Anda di halaman 1dari 2

UJI AKTIVITAS ANTI-INFLAMASI EKSTRAK ETANOL BUAH CABAI RAWIT (Capsicum frutescens, L) PADA TIKUS PUTIH JANTAN GALUR

WISTAR YANG DININDUKSI DENGAN KARAGENIN INTISARI

Latar belakang penelitian ini adalah untuk mengembangkan obat tradisional dalam rangka peningkatan pelayanan kesehatan nasional. Salah satu obat tradisional yang dapat dimanfaatkan adalah buah cabai rawit sebagai obat anti inflamasi. Penelitian ini bertujuan untuk mengetahui efek anti inflamasi ekstrak buah cabai rawit dan seberapa besar daya anti inflamasinya. Ekstraksi buah cabai rawit dilakukan dengan pelarut etanol 70% dengan cara penarikan berkesinambungan dengan alat soxhlet dan dihasilkan ekstrak kental sebesar 6,572g. Uji anti inflamasi dilakukan menggunakan metode Winter yang dimodifikasi dengan mengukur volume udem kaki tikus tiap kelompok perlakuan dari jam ke-0,5 sampai jam ke-5 dengan alat Pletismometer. Hewan uji yang digunakan adalah tikus putih jantan galur Wistar umur 2-3 bulan dengan berat badan 150-200g, sebanyak 35 ekor yang terbagi menjadi 7 kelompok perlakuan. Kelompok I sebagai kontrol negatif diberi aquadest peroral dengan dosis 10ml/Kg BB. Kelompok II sebagai kontrol positif diberi Na. Diklofenak peroral dengan dosis 3,215mg/Kg BB. Kelompok III sampai kelompok VII diberi perlakuan oral ekstrak etanol cabai rawit dengan dosis 0,041g/KgBB, 0,082g/KgBB, 0,164g/KgBB, 0,328g/KgBB dan 0,657g/KgBB. Setelah diberi perlakuan, udem diinduksi dengan pemberian karagenin 1% sebanyak 0,1ml subplantar. Hasil penelitian menunjukan bahwa ekstrak buah cabai rawit dosis 0,164g/KgBB (69,48%) mempunyai daya anti inflamasi yang paling optimal dibandingkan dengan variasi kadar yang lainnya. Namun daya anti inflamasi ekstrak etanol buah cabai rawit dosis 0,164g/KgBB masih berada dibawah Na.
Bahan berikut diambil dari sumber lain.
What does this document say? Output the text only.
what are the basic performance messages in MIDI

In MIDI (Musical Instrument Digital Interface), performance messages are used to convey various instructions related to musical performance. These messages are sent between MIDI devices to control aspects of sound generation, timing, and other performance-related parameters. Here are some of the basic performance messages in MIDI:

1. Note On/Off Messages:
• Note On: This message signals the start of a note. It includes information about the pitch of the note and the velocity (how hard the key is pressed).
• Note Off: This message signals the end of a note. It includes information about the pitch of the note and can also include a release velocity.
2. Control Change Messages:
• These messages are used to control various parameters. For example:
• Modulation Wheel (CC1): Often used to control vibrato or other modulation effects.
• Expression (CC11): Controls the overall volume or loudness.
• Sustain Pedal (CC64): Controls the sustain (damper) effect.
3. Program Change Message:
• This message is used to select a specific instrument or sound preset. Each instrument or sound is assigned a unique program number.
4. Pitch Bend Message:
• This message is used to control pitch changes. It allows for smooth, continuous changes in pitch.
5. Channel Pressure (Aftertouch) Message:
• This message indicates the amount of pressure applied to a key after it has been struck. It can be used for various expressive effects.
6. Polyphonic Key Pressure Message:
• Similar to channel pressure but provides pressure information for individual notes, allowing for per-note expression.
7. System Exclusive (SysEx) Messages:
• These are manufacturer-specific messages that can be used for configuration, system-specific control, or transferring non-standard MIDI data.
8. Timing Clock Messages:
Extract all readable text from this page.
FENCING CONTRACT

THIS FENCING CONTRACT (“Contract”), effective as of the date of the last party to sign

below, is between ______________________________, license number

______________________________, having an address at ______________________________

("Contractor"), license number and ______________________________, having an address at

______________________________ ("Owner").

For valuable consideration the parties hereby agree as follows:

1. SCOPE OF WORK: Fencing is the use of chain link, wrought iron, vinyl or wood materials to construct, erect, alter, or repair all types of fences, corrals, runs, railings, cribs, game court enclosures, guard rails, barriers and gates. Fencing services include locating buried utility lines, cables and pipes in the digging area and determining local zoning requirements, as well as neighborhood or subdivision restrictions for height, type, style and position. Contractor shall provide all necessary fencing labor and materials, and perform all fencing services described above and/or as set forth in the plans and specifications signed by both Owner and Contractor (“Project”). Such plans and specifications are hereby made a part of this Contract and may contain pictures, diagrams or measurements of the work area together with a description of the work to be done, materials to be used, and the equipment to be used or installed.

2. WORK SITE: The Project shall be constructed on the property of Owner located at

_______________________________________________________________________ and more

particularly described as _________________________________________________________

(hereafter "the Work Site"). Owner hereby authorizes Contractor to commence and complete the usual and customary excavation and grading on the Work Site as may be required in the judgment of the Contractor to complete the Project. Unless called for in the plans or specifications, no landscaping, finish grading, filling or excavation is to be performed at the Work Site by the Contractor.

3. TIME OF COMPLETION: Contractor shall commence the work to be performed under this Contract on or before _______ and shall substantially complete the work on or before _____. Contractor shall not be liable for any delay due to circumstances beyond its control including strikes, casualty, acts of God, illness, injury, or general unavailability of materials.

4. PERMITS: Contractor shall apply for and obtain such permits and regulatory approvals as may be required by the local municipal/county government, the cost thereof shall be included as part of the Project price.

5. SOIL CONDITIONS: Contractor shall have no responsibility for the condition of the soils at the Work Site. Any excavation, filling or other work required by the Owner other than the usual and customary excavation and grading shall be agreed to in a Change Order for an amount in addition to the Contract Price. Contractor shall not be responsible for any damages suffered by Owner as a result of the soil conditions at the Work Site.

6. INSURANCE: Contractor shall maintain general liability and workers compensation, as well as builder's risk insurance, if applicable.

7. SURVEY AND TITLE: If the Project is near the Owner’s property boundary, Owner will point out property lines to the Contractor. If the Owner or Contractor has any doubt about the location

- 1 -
Diklofenak dosis 3,215mg/Kg BB (76,80%).

Kata kunci : Capsicum frutescens, Induksi karagenin, Anti-inflamasi.

STUDY OF ANTI-INFLAMMATORY ACTIVITY FROM FRUIT ETHANOL EXTRACTS OF CAPSICUM FRUTESCENS ON WHITE RATS MALE WISTAR STRAIN WITH CARRAGEENAN INDUCED ABSTRACT

The study intended to develop traditional medicine in increased National Healthy Service. One of tradisional drugs which can used is Capsicum frutescens fruit as anti-inflammatory drug. This research was intended to know antiinflammatory effect of Capsicum frutescens fruit extract and how high its effect.Capsicum frutescens fruits were extracted using Ethanol 70% with a soxhlet apparatus. The study anti-inflammatory used modification Winter method by measured edema volume of rat feet from hour-0.5 until fifth hour with the help of Plethysmometer. In present study anti-inflammatory activity was determined 35 white rats male Wistar strain between 2 to 3 month old, weight 150-200 grams and separated into seven groups. The first group was negative control received 10ml/Kg BW Aquadest orally. The second group was positif control received 3.215mg/Kg BW Sodium Diclofenac orally. The third group until seventh group was administered orally of Capsicum frutescens fruit extract at dose 0.041g/KgBW, 0.082g/KgBW, 0.164g/KgBW, 0.328g/KgBW and 0.657g/KgBW. After the treatment, edema was inducted by subplantar administration of 0.1ml, 1% carrageenan. The result showed that Capsicum frutescens fruit extract at dose of 0.164g/KgBW (69.48%) had an anti-inflammatory effect most optimally than others variation of concentration. But anti-inflammatory effect of Capsicum frutescens fruit extract at dose 0.164g/KgBW still lower than Soduim Diclofenac at dose 3.215mg/Kg BW (76.80%).

Key Words

: Capsicum frutescens, Carrageenan induced, Anti-inflammatory.